Department of Computer Science, University of Toronto, Toronto M5S 3G4, Canada.
Neural Comput. 2010 Jun;22(6):1473-92. doi: 10.1162/neco.2010.01-09-953.
To allow the hidden units of a restricted Boltzmann machine to model the transformation between two successive images, Memisevic and Hinton (2007) introduced three-way multiplicative interactions that use the intensity of a pixel in the first image as a multiplicative gain on a learned, symmetric weight between a pixel in the second image and a hidden unit. This creates cubically many parameters, which form a three-dimensional interaction tensor. We describe a low-rank approximation to this interaction tensor that uses a sum of factors, each of which is a three-way outer product. This approximation allows efficient learning of transformations between larger image patches. Since each factor can be viewed as an image filter, the model as a whole learns optimal filter pairs for efficiently representing transformations. We demonstrate the learning of optimal filter pairs from various synthetic and real image sequences. We also show how learning about image transformations allows the model to perform a simple visual analogy task, and we show how a completely unsupervised network trained on transformations perceives multiple motions of transparent dot patterns in the same way as humans.
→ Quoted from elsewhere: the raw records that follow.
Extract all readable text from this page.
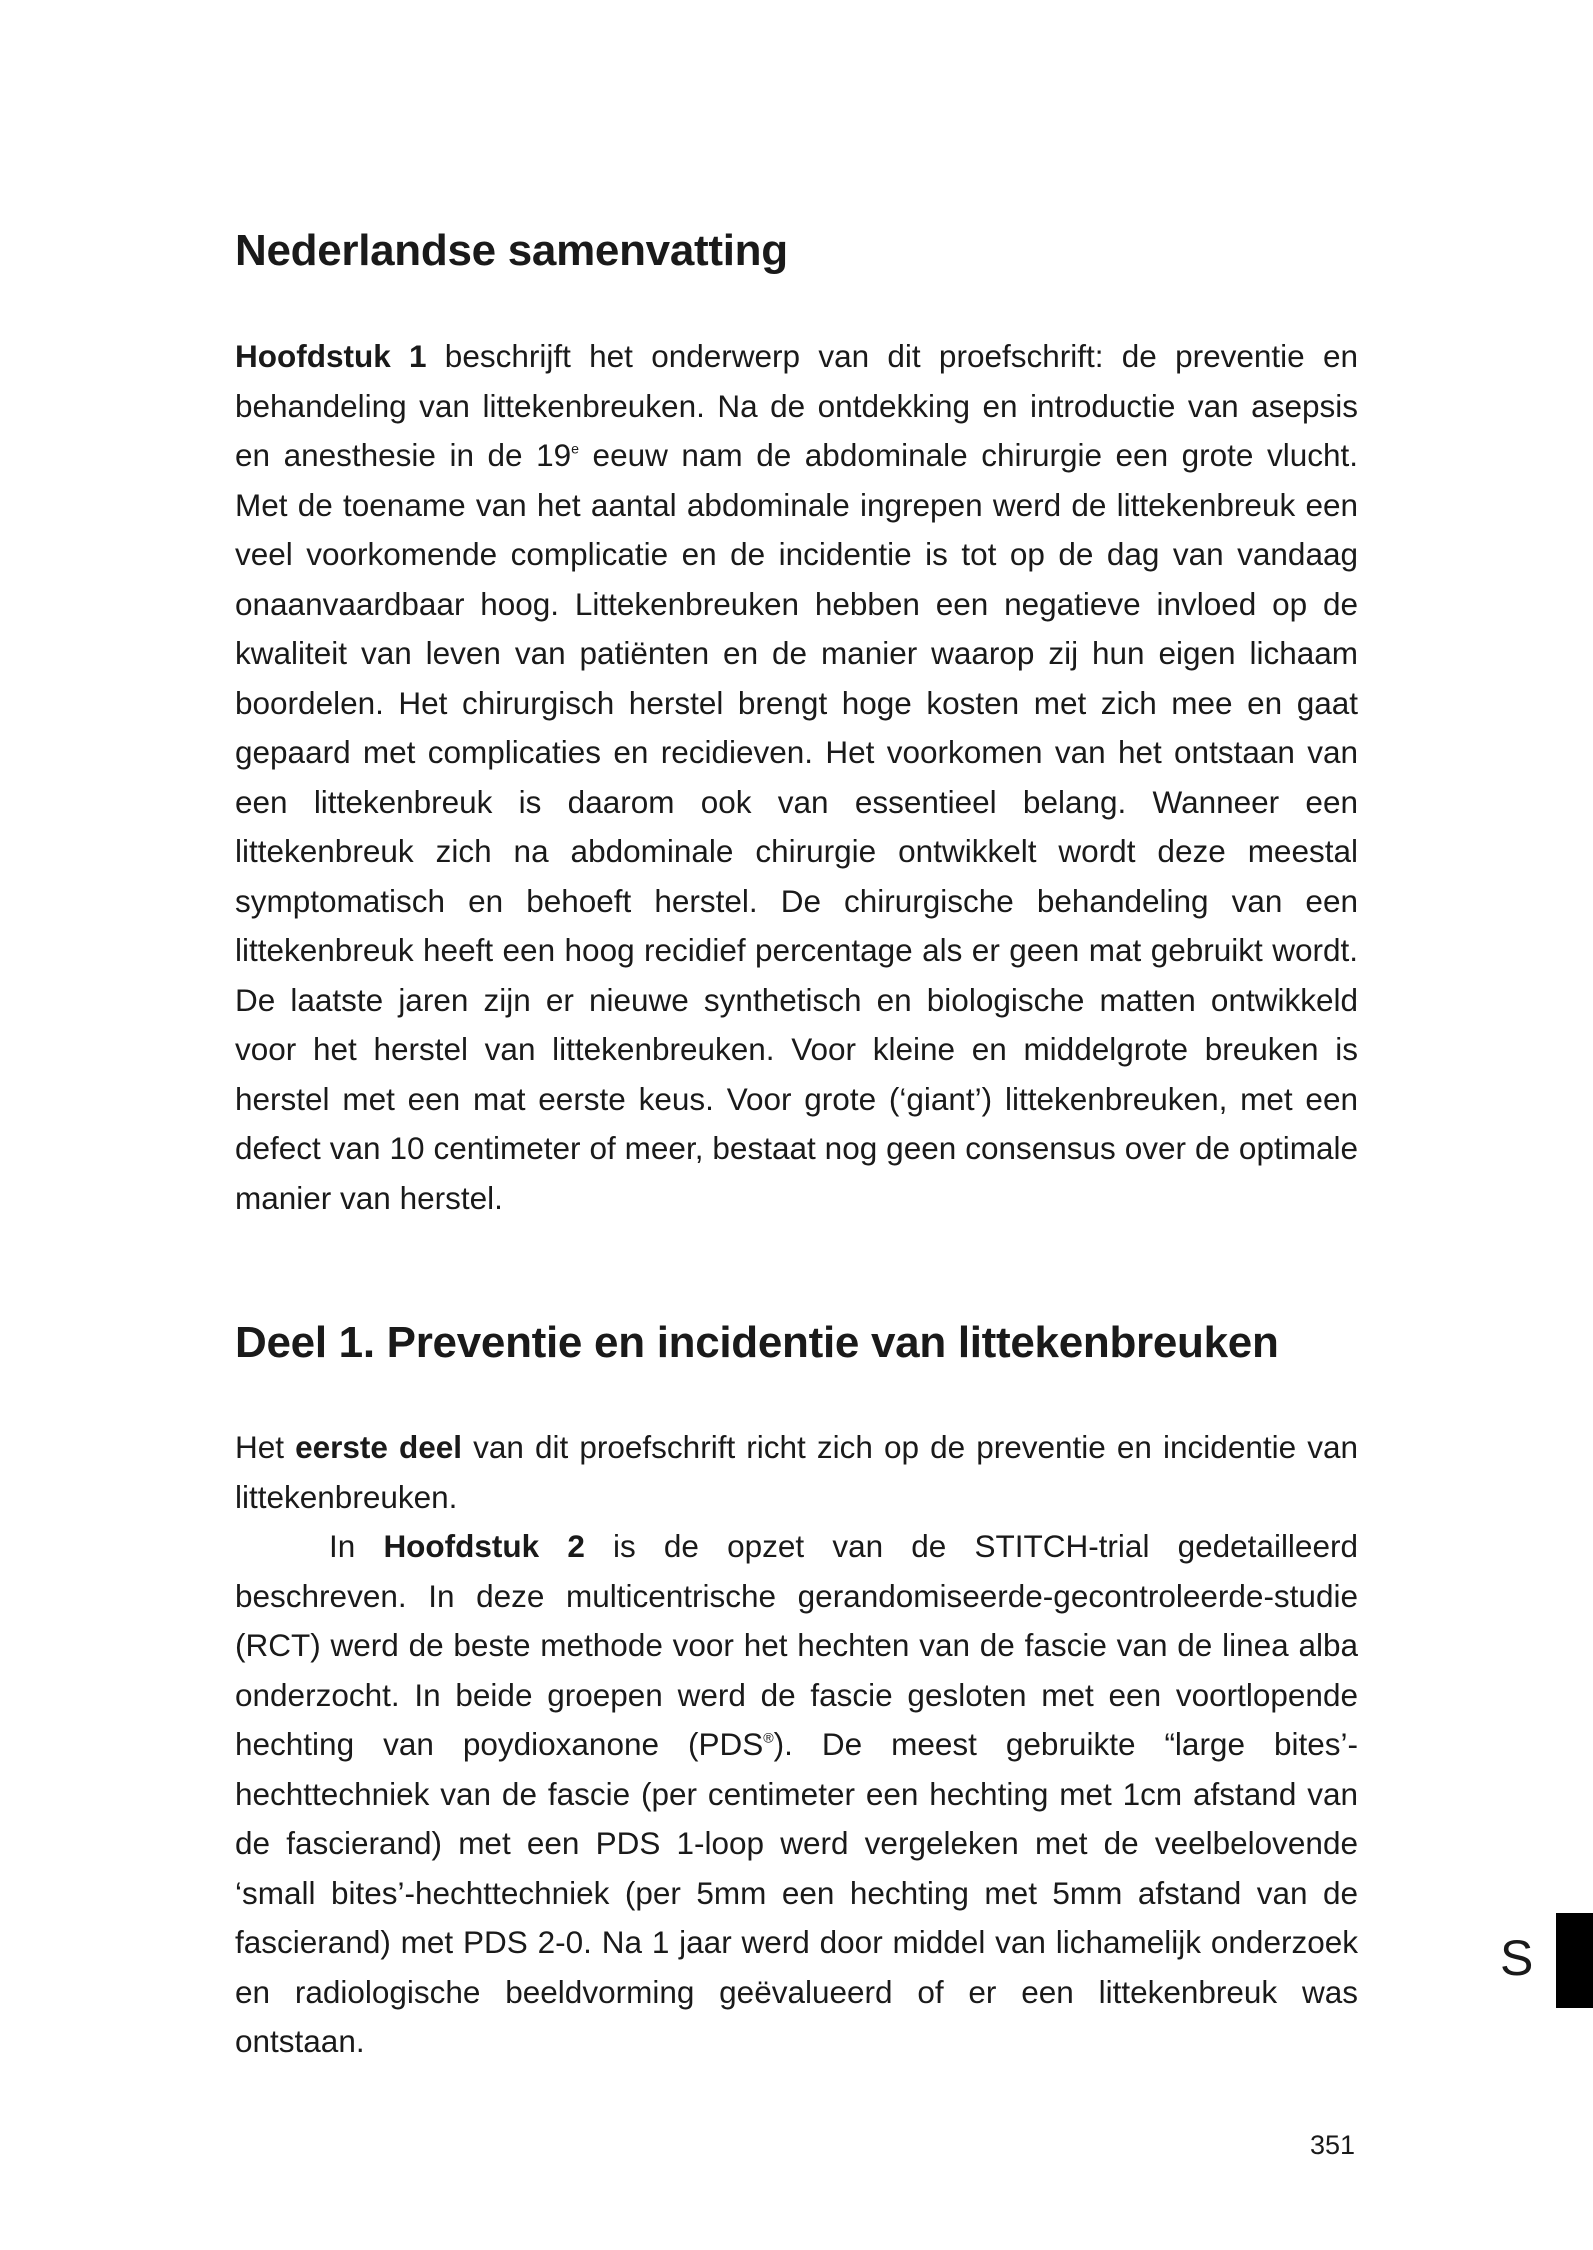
Nederlandse samenvatting

Hoofdstuk 1 beschrijft het onderwerp van dit proefschrift: de preventie en behandeling van littekenbreuken. Na de ontdekking en introductie van asepsis en anesthesie in de 19e eeuw nam de abdominale chirurgie een grote vlucht. Met de toename van het aantal abdominale ingrepen werd de littekenbreuk een veel voorkomende complicatie en de incidentie is tot op de dag van vandaag onaanvaardbaar hoog. Littekenbreuken hebben een negatieve invloed op de kwaliteit van leven van patiënten en de manier waarop zij hun eigen lichaam boordelen. Het chirurgisch herstel brengt hoge kosten met zich mee en gaat gepaard met complicaties en recidieven. Het voorkomen van het ontstaan van een littekenbreuk is daarom ook van essentieel belang. Wanneer een littekenbreuk zich na abdominale chirurgie ontwikkelt wordt deze meestal symptomatisch en behoeft herstel. De chirurgische behandeling van een littekenbreuk heeft een hoog recidief percentage als er geen mat gebruikt wordt. De laatste jaren zijn er nieuwe synthetisch en biologische matten ontwikkeld voor het herstel van littekenbreuken. Voor kleine en middelgrote breuken is herstel met een mat eerste keus. Voor grote (‘giant’) littekenbreuken, met een defect van 10 centimeter of meer, bestaat nog geen consensus over de optimale manier van herstel.

Deel 1. Preventie en incidentie van littekenbreuken

Het eerste deel van dit proefschrift richt zich op de preventie en incidentie van littekenbreuken.

In Hoofdstuk 2 is de opzet van de STITCH-trial gedetailleerd beschreven. In deze multicentrische gerandomiseerde-gecontroleerde-studie (RCT) werd de beste methode voor het hechten van de fascie van de linea alba onderzocht. In beide groepen werd de fascie gesloten met een voortlopende hechting van poydioxanone (PDS®). De meest gebruikte “large bites’-hechttechniek van de fascie (per centimeter een hechting met 1cm afstand van de fascierand) met een PDS 1-loop werd vergeleken met de veelbelovende ‘small bites’-hechttechniek (per 5mm een hechting met 5mm afstand van de fascierand) met PDS 2-0. Na 1 jaar werd door middel van lichamelijk onderzoek en radiologische beeldvorming geëvalueerd of er een littekenbreuk was ontstaan.

S
351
为了让受限玻尔兹曼机的隐藏单元能够模拟两幅连续图像之间的变换,Memisevic 和 Hinton(2007 年)引入了三向乘法交互作用,该作用使用第一幅图像中某个像素的强度作为第二幅图像中某个像素与隐藏单元之间的已学习对称权重的乘法增益。这会产生三次方数量的参数,这些参数构成了三维交互张量。我们描述了这种交互张量的低秩逼近方法,该方法使用因子之和,每个因子都是三向外积。这种逼近方法允许在更大的图像块之间进行高效的变换学习。由于每个因子都可以看作是图像滤波器,因此整个模型学习最佳滤波器对以有效表示变换。我们展示了从各种合成和真实图像序列中学习最佳滤波器对的方法。我们还展示了学习图像变换如何使模型能够执行简单的视觉类比任务,并且我们展示了在变换上进行完全无监督训练的网络如何以与人类相同的方式感知透明点模式的多种运动。